The amendment made slavery illegal “except as a punishment for crime whereof the party shall have been duly convicted,” but when Union troops left the South in the 1870s, lawmakers exploited its loopholes by criminalizing much of Black Americans’ existence, said Douglas A. Blackmon, a Pulitzer Prize-winning journalist and professor at Georgia State University’s Creative Media Industries institute.
“Statutes that made it a crime to be unemployed were rarely enforced on anyone except Black people,” Blackmon said. “Tens of thousands of Black people were charged and forced to labor for counties, white-owned business and white landowners.”
Full emancipation of those descended from enslaved Americans didn’t come until the 1960s, he added.
“We want history to move along in a nice neat chronological order but the struggle against racism has gone backward and forwards for decades.”
So why make Juneteenth a holiday now?
Texas in 1980 became the first state to make it a holiday. But Black activists wanted national recognition and have lobbied Congress for decades. Fort Worth resident Opal Lee, 94, who walked from her hometown in Texas to Washington in 2016 to bring attention to the cause, was present at Thursday’s signing ceremony.
Attempts by Washington lawmakers to make it a holiday stretch back to at least 1996, when U.S. Rep. Barbara-Rose Collin, D-Mich., put forth a successful House measure.
The response to George Floyd’s murder is the main reason the law finally passed, said Hasan Kwame Jeffries, a historian at Ohio State University.
“One of the unique things about last summer is that 25 million people marched and demanded not just an end to police brutality but also systemic racism ... and discussed how it’s connected to American slavery,” Jeffries said.
Some protesters demanded police accountability, the elimination of the racial wealth gap and formally making Juneteenth a holiday, he said.
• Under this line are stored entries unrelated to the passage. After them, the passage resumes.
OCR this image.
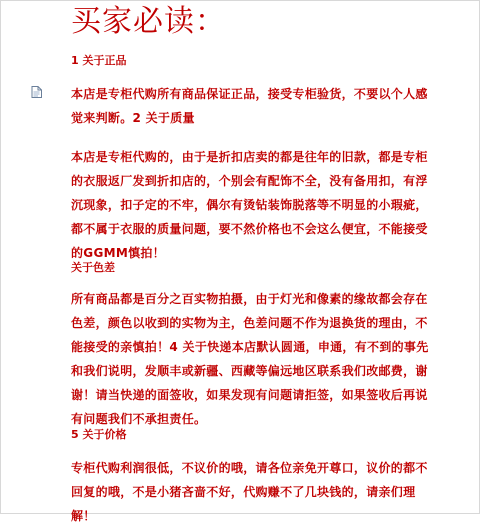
买家必读：
1 关于正品
本店是专柜代购所有商品保证正品，接受专柜验货，不要以个人感觉来判断。2 关于质量
本店是专柜代购的，由于是折扣店卖的都是往年的旧款，都是专柜的衣服返厂发到折扣店的，个别会有配饰不全，没有备用扣，有浮沉现象，扣子定的不牢，偶尔有烫钻装饰脱落等不明显的小瑕疵，都不属于衣服的质量问题，要不然价格也不会这么便宜，不能接受的GGMM慎拍！
关于色差
所有商品都是百分之百实物拍摄，由于灯光和像素的缘故都会存在色差，颜色以收到的实物为主，色差问题不作为退换货的理由，不能接受的亲慎拍！4 关于快递本店默认圆通，申通，有不到的事先和我们说明，发顺丰或新疆、西藏等偏远地区联系我们改邮费，谢谢！请当快递的面签收，如果发现有问题请拒签，如果签收后再说有问题我们不承担责任。
5 关于价格
专柜代购利润很低，不议价的哦，请各位亲免开尊口，议价的都不回复的哦，不是小猪吝啬不好，代购赚不了几块钱的，请亲们理解！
Some localities responded to the moment by passing legislation of their own to make Juneteenth a formal holiday. Last summer in Columbus, Ohio, for example, Mayor Andrew J. Ginther declared it a holiday.
Last summer Sen. John Cornyn, R-Texas, and U.S. Rep. Sheila Jackson Lee , D-Texas, once more introduced legislation in their respective chambers, and their bills were finally approved this week.
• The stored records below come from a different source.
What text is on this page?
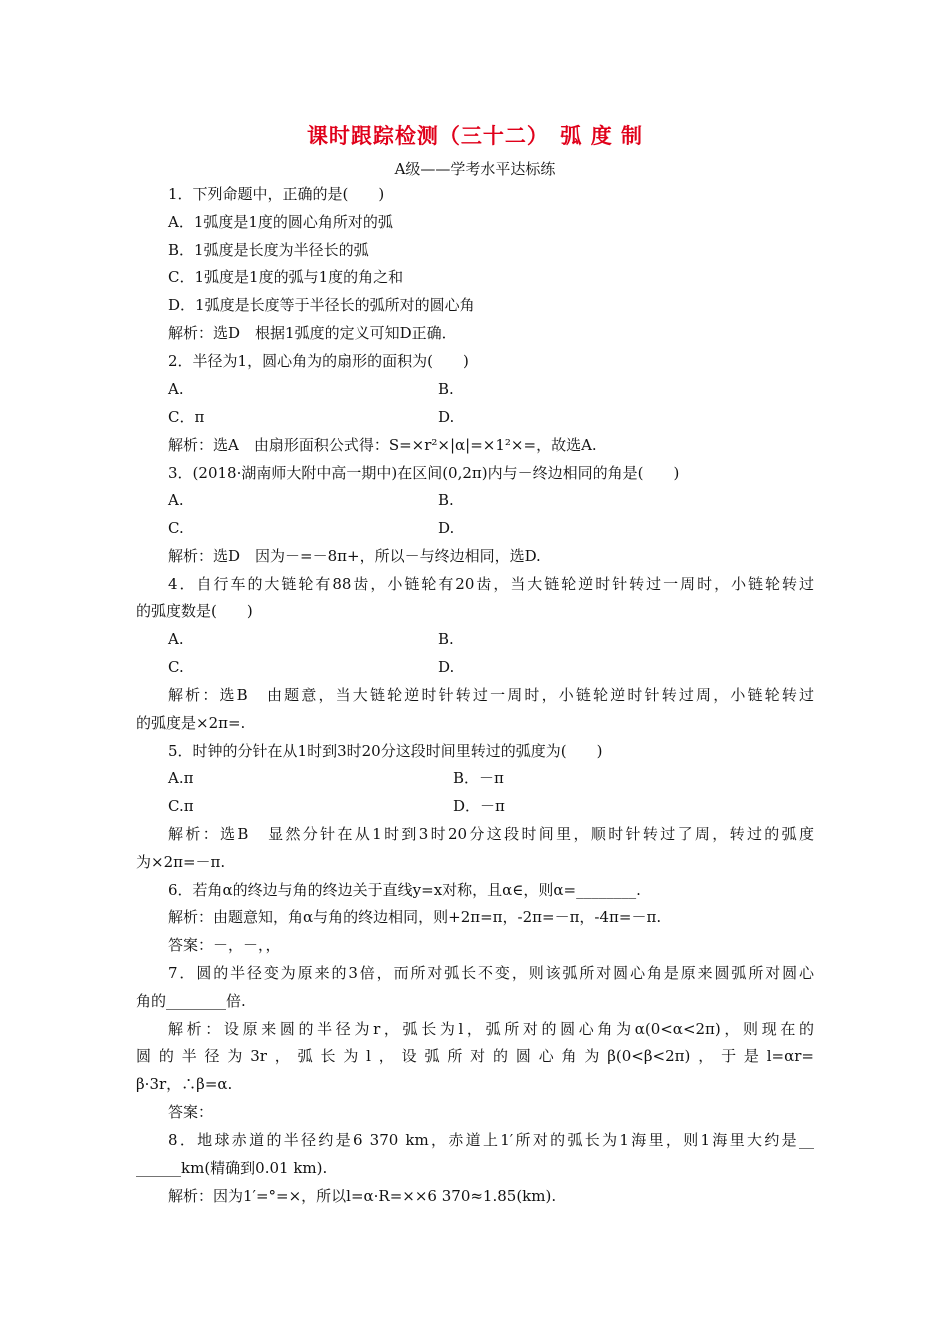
课时跟踪检测（三十二）　弧 度 制
A级——学考水平达标练
1．下列命题中，正确的是(　　)
A．1弧度是1度的圆心角所对的弧
B．1弧度是长度为半径长的弧
C．1弧度是1度的弧与1度的角之和
D．1弧度是长度等于半径长的弧所对的圆心角
解析：选D　根据1弧度的定义可知D正确．
2．半径为1，圆心角为的扇形的面积为(　　)
A.	B.
C．π	D.
解析：选A　由扇形面积公式得：S=×r²×|α|=×1²×=，故选A.
3．(2018·湖南师大附中高一期中)在区间(0,2π)内与－终边相同的角是(　　)
A.	B.
C.	D.
解析：选D　因为－=－8π+，所以－与终边相同，选D.
4．自行车的大链轮有88齿，小链轮有20齿，当大链轮逆时针转过一周时，小链轮转过
的弧度数是(　　)
A.	B.
C.	D.
解析：选B　由题意，当大链轮逆时针转过一周时，小链轮逆时针转过周，小链轮转过
的弧度是×2π=.
5．时钟的分针在从1时到3时20分这段时间里转过的弧度为(　　)
A.π	B．－π
C.π	D．－π
解析：选B　显然分针在从1时到3时20分这段时间里，顺时针转过了周，转过的弧度
为×2π=－π.
6．若角α的终边与角的终边关于直线y=x对称，且α∈，则α=________.
解析：由题意知，角α与角的终边相同，则+2π=π，-2π=－π，-4π=－π.
答案：－，－，，
7．圆的半径变为原来的3倍，而所对弧长不变，则该弧所对圆心角是原来圆弧所对圆心
角的________倍.
解析：设原来圆的半径为r，弧长为l，弧所对的圆心角为α(0<α<2π)，则现在的
圆的半径为3r，弧长为l，设弧所对的圆心角为β(0<β<2π)，于是l=αr=
β·3r，∴β=α.
答案：
8．地球赤道的半径约是6 370 km，赤道上1′所对的弧长为1海里，则1海里大约是__
______km(精确到0.01 km).
解析：因为1′=°=×，所以l=α·R=××6 370≈1.85(km).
What Juneteenth means for Americans today
Creating holidays is “meaningful but it’s also modest,” said Jeffries. “The question is, what will Washington do beyond making Juneteenth a holiday?”
“But for those who are serious, it becomes a point of entry to talk about America. We’ve never, as a nation, have never paused to do that,” he said.
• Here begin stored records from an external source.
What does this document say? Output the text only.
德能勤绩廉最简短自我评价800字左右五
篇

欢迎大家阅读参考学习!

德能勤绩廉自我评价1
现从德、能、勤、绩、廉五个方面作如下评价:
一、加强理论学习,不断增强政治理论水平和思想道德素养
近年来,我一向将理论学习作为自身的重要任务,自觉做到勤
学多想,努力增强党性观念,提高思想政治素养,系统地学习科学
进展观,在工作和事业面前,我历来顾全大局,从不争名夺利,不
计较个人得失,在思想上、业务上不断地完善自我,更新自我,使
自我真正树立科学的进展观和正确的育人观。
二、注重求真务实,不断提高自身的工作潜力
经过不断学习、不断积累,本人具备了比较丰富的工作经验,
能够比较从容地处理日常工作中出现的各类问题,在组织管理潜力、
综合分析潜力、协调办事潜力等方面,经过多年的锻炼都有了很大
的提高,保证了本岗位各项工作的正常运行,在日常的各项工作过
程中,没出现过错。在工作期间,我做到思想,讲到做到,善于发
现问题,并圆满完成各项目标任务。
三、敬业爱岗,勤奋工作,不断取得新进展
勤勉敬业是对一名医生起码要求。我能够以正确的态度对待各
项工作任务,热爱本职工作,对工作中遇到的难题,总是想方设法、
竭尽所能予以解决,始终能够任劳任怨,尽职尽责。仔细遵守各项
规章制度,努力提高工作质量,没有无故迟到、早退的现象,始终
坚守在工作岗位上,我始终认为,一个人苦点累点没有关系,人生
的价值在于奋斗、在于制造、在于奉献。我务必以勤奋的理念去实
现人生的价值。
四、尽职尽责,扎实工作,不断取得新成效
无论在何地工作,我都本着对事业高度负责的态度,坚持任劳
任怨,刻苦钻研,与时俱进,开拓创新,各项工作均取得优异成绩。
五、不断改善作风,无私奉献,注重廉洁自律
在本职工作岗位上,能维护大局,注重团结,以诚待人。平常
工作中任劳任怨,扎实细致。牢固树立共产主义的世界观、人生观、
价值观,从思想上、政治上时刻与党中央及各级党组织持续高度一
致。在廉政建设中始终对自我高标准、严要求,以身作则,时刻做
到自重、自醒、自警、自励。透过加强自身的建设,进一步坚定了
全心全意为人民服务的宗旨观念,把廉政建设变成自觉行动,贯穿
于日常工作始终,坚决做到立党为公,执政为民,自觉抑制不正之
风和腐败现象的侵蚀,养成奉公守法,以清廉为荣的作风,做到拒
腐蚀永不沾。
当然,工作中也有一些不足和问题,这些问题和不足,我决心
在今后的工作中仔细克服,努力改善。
Niambi Carter, a political scientist at Howard University, was more critical.
“At the end of the day, what Black people want is equality,” she said. “A holiday is just a show.”
Carter also juxtaposed attempts at the state level to ban “critical race theory,” a framework academics have used for decades to analyze how laws impact people of color, with the creation of the federal holiday.
“You can’t create the holiday and then refuse to talk about and how Black people got here,” Carter said.
Juneteenth “doesn’t just celebrate the past. It calls for action today,” President Joe Biden said before signing the bill.
Biden called on Congress to pass legislation addressing voting rights, Black homeownership and to study how reparations could solve the racial wealth gap.
“The truth is, it’s not — simply not enough just to commemorate Juneteenth. After all, the emancipation of enslaved Black Americans didn’t mark the end of America’s work to deliver on the promise of equality; it only marked the beginning,” he added.